WR – With Marquees Wilson expected to take over the #3 WR role, the Bears three starting receivers and primary TE are all 6’3 or above. That is going to give Jay Cutler plenty of big targets down-field or outside the hash marks, but what they don’t have is a quick underneath receiver. B-Marsh, Jeffery, and Wilson aren’t slow, but they are long striders, not shifty, quick-twitch types. The Bears could use an underneath slot receiver to balance out the massive weapons and punish defenses for playing both safeties deep. Earl Bennett was supposed to be that guy but injuries and off-field issues kept him from improving on a strong rookie season and he was always more of a possession receiver than a guy who could catch a short pass over the middle and gain yards.
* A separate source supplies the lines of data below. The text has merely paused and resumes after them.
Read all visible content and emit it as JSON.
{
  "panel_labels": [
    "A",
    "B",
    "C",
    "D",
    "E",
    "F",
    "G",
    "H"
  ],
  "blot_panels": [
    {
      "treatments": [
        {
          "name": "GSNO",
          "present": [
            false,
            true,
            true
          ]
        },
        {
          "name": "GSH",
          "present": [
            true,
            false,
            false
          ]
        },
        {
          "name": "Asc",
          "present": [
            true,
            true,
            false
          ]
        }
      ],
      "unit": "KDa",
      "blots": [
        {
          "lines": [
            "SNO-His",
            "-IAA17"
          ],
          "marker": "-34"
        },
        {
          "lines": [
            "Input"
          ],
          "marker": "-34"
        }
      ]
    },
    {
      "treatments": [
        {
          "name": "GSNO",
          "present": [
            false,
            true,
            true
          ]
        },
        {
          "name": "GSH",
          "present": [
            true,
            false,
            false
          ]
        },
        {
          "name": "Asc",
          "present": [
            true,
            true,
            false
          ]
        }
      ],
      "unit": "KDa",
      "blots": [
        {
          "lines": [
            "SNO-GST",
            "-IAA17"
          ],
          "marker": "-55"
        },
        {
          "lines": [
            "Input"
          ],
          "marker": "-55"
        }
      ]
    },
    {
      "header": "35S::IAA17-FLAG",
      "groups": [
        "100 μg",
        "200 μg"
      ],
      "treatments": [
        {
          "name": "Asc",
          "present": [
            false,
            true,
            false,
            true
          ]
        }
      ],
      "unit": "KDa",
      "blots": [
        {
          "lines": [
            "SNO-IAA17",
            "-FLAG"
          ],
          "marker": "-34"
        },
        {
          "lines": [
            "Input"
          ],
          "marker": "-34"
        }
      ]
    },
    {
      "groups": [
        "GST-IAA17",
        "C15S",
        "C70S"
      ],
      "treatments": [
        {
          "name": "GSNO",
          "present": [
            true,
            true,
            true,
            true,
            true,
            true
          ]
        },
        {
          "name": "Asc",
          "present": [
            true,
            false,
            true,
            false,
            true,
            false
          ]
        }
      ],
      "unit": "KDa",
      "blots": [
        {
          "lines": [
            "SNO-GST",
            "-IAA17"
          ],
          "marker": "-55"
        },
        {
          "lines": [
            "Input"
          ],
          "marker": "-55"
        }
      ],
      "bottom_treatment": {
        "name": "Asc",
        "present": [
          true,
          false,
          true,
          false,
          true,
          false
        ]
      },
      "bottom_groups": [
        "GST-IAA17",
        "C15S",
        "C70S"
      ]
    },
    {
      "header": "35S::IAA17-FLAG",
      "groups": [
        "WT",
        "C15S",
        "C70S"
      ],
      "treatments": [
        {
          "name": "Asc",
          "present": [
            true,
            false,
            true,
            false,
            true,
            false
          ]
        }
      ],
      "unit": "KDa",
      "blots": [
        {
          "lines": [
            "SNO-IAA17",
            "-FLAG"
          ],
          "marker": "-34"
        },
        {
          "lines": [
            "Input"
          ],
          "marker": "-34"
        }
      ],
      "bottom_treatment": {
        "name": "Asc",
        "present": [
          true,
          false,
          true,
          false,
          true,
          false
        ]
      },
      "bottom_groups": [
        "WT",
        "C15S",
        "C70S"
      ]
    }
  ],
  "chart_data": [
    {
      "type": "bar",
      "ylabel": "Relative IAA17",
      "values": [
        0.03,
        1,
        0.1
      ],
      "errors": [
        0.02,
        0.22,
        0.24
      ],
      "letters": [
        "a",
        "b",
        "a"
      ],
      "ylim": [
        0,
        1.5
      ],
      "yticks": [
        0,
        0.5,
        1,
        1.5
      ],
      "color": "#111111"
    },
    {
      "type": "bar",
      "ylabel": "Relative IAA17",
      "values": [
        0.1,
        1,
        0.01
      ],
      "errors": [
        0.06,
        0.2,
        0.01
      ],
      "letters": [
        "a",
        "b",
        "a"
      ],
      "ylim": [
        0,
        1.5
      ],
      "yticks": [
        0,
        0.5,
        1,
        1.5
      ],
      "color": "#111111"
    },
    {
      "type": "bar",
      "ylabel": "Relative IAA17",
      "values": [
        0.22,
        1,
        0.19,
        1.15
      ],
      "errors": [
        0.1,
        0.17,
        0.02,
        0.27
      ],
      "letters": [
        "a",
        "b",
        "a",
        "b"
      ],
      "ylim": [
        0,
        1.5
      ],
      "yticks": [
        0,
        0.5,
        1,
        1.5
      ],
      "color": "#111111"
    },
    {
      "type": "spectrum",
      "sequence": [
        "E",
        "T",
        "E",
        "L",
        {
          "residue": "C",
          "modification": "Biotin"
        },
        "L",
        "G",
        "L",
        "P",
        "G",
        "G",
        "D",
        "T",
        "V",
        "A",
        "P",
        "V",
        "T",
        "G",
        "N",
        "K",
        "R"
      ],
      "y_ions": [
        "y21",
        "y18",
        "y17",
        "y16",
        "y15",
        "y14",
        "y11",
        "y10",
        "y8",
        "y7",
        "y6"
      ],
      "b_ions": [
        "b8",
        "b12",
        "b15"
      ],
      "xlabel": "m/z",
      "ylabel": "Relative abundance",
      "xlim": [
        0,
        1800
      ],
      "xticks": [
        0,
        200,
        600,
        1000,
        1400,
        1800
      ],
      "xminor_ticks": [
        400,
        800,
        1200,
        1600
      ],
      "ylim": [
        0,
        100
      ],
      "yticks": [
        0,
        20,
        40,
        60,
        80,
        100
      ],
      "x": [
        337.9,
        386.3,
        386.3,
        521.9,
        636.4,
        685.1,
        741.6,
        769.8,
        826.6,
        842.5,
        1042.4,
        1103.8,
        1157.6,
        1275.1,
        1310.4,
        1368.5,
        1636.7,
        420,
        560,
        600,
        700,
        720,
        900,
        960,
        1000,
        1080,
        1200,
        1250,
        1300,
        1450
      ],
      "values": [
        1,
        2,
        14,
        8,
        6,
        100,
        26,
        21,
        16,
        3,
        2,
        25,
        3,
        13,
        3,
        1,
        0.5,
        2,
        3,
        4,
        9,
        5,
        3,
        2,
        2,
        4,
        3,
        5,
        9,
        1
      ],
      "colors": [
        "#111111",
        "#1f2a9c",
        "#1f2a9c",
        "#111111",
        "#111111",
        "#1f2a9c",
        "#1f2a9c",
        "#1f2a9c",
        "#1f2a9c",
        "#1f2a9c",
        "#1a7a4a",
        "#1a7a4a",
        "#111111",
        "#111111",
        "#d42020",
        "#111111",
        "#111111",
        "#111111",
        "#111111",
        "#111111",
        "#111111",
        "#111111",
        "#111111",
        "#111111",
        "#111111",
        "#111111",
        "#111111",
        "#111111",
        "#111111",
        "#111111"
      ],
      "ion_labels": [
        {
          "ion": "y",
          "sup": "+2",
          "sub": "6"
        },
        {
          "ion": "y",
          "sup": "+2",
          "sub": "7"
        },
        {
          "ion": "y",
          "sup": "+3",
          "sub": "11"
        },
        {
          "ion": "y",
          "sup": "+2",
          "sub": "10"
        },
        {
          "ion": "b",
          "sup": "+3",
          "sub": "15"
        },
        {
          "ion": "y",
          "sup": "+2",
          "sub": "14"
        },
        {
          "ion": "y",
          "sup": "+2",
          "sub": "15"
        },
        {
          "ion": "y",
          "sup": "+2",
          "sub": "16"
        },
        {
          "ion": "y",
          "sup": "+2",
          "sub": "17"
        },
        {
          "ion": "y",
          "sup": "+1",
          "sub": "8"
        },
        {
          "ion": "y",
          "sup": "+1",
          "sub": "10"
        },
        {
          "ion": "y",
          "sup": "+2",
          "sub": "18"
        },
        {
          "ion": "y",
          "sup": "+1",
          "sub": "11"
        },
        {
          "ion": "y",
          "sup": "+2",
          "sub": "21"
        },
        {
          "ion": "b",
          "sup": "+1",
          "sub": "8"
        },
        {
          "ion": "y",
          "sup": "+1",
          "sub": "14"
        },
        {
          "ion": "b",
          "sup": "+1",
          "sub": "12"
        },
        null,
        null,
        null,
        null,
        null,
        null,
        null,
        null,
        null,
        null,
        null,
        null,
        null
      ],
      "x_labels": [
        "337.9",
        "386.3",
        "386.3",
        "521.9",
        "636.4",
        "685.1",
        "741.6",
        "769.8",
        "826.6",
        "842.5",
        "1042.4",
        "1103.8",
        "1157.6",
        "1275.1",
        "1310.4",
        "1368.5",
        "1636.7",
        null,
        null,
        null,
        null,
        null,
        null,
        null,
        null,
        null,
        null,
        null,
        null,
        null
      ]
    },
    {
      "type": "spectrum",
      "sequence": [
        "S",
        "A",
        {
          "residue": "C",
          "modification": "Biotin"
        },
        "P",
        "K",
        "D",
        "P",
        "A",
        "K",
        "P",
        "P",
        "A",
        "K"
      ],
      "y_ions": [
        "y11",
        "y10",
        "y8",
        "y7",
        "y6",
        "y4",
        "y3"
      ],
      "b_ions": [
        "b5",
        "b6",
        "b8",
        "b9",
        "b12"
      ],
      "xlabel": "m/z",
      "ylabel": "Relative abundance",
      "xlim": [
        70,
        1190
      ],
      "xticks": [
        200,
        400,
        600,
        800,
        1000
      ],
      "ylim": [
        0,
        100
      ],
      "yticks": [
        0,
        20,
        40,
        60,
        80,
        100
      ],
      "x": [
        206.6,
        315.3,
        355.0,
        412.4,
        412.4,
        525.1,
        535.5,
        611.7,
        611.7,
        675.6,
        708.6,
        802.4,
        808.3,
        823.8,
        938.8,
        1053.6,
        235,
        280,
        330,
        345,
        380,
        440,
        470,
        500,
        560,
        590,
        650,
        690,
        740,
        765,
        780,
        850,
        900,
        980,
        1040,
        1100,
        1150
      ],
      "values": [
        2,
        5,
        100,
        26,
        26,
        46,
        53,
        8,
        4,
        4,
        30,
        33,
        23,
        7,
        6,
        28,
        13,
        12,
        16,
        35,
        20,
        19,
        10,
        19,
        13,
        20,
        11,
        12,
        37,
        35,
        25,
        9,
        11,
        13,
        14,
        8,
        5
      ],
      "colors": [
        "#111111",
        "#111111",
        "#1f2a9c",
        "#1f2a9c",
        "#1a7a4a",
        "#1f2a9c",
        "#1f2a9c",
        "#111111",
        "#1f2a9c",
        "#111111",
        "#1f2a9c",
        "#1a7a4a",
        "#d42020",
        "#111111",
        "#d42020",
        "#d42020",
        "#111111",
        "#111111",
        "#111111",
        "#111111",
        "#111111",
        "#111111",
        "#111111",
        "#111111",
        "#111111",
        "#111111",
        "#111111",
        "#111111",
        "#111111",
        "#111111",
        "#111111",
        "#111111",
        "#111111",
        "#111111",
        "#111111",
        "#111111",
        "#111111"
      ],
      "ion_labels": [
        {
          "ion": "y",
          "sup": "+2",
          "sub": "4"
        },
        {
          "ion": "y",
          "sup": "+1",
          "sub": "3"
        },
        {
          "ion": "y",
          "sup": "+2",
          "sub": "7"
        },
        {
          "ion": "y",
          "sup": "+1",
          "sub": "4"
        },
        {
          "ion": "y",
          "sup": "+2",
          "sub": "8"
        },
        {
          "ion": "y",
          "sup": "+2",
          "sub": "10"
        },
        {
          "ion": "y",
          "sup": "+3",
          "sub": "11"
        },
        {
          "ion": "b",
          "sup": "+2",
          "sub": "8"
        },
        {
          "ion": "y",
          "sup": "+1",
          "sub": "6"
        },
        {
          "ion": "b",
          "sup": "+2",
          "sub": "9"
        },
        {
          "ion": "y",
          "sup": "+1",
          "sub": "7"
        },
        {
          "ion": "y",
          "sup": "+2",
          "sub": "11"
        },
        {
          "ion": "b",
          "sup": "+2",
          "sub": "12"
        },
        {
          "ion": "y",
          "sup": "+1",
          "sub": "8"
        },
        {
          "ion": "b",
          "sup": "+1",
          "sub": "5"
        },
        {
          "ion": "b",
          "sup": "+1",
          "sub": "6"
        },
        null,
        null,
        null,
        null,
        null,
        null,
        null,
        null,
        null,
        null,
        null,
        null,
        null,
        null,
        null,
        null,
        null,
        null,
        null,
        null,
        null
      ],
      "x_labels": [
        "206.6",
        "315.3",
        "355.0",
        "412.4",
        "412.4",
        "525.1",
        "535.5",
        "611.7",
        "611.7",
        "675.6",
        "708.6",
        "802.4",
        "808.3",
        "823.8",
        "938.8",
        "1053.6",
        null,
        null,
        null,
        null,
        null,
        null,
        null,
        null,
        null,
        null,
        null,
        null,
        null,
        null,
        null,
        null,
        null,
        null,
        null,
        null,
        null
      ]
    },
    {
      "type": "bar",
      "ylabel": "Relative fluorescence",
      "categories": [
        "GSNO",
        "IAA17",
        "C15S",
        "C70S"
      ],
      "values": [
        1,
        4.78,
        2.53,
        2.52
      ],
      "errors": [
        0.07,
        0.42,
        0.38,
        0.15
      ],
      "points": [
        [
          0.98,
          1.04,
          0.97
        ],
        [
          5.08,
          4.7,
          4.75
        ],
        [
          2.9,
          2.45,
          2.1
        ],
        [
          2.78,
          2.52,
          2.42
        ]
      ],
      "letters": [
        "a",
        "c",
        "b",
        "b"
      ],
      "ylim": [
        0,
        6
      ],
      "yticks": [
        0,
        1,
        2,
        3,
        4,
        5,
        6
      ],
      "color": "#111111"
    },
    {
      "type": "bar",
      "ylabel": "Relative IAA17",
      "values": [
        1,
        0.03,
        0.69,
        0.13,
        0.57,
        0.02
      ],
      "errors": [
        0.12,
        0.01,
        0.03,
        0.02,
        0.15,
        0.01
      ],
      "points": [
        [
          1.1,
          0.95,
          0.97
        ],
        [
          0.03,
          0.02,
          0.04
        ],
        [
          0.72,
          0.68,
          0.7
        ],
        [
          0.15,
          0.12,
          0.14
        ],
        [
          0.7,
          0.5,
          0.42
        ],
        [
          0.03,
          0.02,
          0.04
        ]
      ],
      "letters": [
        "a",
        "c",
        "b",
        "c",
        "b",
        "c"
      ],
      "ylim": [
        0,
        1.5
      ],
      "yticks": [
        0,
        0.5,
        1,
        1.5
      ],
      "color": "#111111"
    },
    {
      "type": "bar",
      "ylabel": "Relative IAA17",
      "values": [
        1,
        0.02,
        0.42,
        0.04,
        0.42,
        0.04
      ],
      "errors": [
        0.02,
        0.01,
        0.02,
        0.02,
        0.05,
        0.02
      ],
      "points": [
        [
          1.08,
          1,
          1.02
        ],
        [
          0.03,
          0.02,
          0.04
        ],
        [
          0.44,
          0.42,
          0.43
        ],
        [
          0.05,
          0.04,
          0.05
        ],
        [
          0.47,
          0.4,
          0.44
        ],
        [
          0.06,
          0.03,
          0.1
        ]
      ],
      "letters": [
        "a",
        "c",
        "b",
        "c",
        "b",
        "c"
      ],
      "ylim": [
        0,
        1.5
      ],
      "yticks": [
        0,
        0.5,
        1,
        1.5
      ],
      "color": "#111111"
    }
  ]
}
There were a handful of late round receivers I thought would be good complements to the Bears current receiving core, but they were all snatched up by other squads. The Bears did manage to bring in a couple of interesting prospects who fit the slot receiver profile I mentioned earlier. Of those, WR Diontae Spencer from McNeese St is the guy with the best chance to make the team. He’s small, but lightning fast (4.27) and is more than just a track guy. Spencer put up good numbers last season (50, 835, 10) and despite his small frame is a tough football player (13 reps of 225). He has the ability to catch a slant or bubble screen and take it to the house. What is going to decide Spencer’s fate is his ability to return kicks and punts. Losing Devin Hester leaves a big hole on special teams, but Spencer has the ability to fill it. As a kick/punt returner, he had 3 returns for TDs the last two seasons. I had the Bears taking Dri Archer in every mock draft I did because I thought the Bears not only needed a replacement for Hester but that Marc Trestman needed a speedy multi-purpose weapon to open up the playbook a little. We all know Hester wasn’t the quickest learner, but if the Bears can find a dangerous return man who also has the ability to contribute as a slot receiver and the football smarts to be able contribute in trick plays and unusual formations, the Bears offense will be even more dangerous. I think Spencer could be that guy.